The letter which was supposedly written by Assistant Commissioner of Police, Warren Clarke, read as follows:
"Further to assessment of May 2018, I hereby record that the general serviceability of the Jamaica Constabulary Force pre-owned vehicles remains and the challenges of functionality, deployment, and maintenance are satisfactorily mitigated.
"The vehicles (primarily Axios) have been reassigned to support administrative functions or town/metropolitan tasks (for example, motor patrol in built-up areas) more suited for their specifications. Newly acquired all-terrain vehicles replaced vehicles with lower clearance and power levels at off-the-road, hilly/mountainous, and difficult terrain. Mechanical problems (for example, transmission, sensors, and variable parts) have been successfully strategies, considerably reducing the wishes previously highlighted.

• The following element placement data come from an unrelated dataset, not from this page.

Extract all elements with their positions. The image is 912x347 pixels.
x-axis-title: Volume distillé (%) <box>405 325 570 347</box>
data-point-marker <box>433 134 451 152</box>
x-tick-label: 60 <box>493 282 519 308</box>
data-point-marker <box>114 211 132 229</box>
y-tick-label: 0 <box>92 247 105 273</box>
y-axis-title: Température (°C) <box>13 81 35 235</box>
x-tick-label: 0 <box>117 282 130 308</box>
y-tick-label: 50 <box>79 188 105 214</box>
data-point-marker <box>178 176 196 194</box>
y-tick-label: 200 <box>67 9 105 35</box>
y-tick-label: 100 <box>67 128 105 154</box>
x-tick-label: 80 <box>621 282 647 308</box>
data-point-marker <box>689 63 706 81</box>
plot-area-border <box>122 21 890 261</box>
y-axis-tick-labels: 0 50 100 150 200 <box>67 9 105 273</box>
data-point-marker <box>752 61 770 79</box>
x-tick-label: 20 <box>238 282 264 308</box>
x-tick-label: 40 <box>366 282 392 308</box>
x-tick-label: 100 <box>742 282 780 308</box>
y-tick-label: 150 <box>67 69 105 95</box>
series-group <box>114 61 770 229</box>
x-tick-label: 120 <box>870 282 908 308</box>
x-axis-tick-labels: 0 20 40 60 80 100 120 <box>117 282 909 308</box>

"The pre-owned vehicles of the JCF are now being fully incorporated into its fleet and have achieved optimal usefulness, a credit to policy support, leadership, and followership of this Force of Good," the letter concluded.
"It is regrettable, and the minister and the Cabinet that approved this policy decision have committed an act that is unforgivable," Jackson stated.
He asserted that the letter confirmed that the pre-owned vehicles were not suitable for police work.
To date, O’Brien’s has only delivered 66 of the 200 pre-owned vehicles it was contracted to provide and National Security Minister, Dr Horace Chang recently said the administration had discarded the used car policy for the JCF.